Out of the Past features an extended programme of restorations and renovations designed to bring iconic movies back to their true home on the big screen. 2011 treats include a 50th anniversary screening of the landmark, Oscar-winning musical West Side Story (1961), a 60th anniversary screening of the thrilling adventure yarn The African Queen (1951) with Katharine Hepburn and Humphrey Bogart, the extended director’s cut of Volker Schlondorff’s The Tin Drum (1979) and the restored David Bowie classic The Man Who Fell to Earth (1976).
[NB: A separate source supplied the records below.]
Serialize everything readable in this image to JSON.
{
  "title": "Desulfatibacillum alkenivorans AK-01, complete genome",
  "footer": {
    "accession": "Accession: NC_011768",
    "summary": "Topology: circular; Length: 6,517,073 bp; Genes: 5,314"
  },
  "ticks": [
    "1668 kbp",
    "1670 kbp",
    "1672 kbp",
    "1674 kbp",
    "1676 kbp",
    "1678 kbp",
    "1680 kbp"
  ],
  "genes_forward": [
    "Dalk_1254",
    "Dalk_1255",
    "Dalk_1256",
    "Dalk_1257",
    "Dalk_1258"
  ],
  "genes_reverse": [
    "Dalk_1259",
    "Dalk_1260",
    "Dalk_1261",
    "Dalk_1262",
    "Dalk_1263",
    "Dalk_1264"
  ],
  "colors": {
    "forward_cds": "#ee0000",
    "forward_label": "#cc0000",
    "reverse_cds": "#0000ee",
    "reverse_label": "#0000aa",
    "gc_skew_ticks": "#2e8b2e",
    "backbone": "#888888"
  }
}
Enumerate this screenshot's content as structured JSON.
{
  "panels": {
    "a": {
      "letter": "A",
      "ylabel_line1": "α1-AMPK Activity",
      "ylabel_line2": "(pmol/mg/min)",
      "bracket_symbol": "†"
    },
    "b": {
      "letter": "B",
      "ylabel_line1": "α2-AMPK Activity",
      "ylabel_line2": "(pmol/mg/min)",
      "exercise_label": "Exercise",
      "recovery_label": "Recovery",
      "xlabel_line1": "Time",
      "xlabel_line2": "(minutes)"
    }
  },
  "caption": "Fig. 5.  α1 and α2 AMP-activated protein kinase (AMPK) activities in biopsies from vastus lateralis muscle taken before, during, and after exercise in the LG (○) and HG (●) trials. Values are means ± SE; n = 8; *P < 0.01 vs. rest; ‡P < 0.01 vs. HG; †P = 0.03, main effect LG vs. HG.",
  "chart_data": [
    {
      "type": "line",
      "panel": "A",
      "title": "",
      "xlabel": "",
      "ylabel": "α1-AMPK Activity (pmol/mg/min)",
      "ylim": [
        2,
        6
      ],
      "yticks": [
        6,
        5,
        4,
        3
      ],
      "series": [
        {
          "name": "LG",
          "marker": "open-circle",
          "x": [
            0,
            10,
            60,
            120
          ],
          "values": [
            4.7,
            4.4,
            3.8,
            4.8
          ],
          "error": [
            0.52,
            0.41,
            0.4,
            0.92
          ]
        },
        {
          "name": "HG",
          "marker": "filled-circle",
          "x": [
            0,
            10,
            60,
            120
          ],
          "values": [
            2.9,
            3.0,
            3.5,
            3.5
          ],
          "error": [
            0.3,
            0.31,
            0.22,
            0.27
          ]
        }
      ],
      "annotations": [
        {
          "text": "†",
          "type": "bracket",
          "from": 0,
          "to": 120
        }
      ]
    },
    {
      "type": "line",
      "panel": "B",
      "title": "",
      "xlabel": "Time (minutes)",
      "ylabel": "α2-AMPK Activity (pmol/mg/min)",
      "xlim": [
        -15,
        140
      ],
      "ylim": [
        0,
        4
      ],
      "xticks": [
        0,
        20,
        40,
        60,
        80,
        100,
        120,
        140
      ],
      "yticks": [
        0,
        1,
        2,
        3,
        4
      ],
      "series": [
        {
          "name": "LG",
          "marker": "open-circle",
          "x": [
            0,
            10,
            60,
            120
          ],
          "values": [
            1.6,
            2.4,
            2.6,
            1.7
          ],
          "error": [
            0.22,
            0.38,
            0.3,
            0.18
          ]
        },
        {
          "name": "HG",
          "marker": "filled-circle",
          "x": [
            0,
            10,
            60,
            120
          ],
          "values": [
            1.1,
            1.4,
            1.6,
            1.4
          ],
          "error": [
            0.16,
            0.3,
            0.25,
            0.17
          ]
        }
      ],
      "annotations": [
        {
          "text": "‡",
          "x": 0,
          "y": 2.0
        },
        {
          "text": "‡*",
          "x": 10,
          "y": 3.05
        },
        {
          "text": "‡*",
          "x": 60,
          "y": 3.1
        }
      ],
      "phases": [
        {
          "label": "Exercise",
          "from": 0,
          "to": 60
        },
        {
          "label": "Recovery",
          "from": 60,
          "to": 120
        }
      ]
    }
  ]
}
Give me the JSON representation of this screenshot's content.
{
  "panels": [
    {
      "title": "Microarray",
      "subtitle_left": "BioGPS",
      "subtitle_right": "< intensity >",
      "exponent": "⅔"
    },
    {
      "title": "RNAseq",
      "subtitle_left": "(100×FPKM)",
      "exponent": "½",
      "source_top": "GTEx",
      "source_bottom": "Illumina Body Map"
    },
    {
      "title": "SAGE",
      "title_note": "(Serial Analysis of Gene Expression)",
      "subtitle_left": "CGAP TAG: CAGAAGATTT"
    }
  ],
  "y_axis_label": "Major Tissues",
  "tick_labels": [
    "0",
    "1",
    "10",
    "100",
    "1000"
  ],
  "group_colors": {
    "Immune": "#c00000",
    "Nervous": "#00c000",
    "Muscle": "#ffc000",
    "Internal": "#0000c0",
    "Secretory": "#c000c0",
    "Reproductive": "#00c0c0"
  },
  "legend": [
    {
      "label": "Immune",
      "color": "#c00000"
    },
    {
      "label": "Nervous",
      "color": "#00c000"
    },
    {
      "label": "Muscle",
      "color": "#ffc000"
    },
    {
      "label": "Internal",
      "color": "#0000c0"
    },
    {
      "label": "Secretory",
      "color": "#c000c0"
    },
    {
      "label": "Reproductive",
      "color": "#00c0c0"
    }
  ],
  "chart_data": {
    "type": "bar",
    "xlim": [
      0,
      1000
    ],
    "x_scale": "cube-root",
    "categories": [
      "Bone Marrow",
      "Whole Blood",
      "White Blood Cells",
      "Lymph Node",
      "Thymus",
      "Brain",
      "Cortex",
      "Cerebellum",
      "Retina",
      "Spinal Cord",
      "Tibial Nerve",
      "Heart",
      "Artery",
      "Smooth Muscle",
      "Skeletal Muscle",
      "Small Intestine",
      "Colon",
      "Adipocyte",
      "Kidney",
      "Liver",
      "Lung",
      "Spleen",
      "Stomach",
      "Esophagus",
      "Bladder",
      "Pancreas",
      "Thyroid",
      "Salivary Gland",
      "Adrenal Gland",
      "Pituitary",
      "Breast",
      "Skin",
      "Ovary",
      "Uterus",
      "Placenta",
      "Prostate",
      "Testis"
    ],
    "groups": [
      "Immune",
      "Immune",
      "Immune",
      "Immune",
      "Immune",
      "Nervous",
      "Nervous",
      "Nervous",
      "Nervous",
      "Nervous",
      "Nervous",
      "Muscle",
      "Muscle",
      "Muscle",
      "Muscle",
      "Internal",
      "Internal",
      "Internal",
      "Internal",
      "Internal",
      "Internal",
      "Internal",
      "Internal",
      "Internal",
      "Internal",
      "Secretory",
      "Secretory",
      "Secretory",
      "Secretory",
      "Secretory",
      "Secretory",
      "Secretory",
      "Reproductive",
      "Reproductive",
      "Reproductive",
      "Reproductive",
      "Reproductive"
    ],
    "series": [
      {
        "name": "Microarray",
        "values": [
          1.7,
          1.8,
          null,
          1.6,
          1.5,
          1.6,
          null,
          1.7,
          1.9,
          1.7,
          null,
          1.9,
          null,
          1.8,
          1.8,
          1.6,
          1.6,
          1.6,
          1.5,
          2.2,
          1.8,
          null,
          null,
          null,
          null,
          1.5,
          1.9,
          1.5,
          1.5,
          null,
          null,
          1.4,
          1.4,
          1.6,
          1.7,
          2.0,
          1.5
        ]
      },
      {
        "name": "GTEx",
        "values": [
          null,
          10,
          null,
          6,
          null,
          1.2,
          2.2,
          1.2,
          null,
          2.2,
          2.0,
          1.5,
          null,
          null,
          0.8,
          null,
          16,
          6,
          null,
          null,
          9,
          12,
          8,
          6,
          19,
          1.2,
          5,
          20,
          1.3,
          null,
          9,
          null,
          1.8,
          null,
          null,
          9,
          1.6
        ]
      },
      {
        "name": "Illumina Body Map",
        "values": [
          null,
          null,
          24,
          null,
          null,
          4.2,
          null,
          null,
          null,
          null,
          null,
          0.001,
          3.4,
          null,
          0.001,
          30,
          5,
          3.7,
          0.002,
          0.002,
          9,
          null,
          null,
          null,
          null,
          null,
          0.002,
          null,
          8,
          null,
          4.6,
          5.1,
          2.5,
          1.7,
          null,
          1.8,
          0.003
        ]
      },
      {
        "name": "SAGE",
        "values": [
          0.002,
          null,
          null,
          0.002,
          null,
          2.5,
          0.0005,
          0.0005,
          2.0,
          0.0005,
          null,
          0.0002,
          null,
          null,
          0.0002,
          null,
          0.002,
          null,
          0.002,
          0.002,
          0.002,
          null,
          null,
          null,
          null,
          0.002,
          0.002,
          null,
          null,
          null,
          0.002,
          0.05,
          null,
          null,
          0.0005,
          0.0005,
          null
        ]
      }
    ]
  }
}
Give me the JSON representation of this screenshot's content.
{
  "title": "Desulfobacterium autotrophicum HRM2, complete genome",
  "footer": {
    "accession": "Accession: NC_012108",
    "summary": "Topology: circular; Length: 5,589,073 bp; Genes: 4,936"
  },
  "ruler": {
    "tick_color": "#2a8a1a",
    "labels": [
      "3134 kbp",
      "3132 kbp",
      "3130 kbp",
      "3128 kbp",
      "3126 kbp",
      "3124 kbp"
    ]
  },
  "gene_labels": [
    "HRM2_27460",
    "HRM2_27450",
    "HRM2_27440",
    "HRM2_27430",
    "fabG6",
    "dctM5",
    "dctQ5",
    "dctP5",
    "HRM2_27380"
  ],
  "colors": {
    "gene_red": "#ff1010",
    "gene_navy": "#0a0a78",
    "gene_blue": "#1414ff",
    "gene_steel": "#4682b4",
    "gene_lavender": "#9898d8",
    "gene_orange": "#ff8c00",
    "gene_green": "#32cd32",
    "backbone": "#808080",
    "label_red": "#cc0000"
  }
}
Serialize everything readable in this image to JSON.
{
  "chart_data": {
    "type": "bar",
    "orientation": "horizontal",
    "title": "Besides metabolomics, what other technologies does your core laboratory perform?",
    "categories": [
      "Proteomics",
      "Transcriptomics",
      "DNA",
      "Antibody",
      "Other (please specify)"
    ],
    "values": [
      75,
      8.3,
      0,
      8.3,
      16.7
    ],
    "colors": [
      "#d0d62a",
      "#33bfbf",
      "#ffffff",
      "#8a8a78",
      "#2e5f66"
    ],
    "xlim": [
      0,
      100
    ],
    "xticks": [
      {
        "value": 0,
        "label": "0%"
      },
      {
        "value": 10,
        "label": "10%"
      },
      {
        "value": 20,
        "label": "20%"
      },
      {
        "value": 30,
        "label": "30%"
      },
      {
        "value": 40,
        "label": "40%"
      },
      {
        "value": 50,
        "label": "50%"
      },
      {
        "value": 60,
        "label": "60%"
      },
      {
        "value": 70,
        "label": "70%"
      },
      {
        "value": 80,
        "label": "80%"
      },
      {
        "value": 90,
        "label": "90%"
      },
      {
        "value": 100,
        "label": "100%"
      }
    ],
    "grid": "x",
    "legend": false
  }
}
Last year’s inaugural Glasgow Film Festival Margaret Tait Award was won by Torsten Lauschmann who will be exhibiting his work at a special event at GFF 2011. The Festival is also delighted to announce an open call for this year’s nominations and to express thanks to Creative Scotland and LUX.  Among the many guests scheduled to attend the Festival will be Ken Loach and his son the film director Jim Loach, comic book artist Dave Gibbons, filmmakers Miranda Pennell and Joanna Hogg and Glasgow-born Iain Smith, one of the greatest producers to come from Scotland with an extraordinary career that stretches from Chariots of Fire (1981) and Local Hero (1983) to Alexander (2004), Children of Men (2006), Wanted (2008) and The A-Team (2010). “We are thrilled to welcome Iain Smith back to the
Festival to discuss a career of truly international significance,” says Allan Hunter.

“We look forward to announcing further special guests and appearances in the run up to the Festival’s opening night on Thursday 17 February and to a hugely successful 2011 Festival experience.”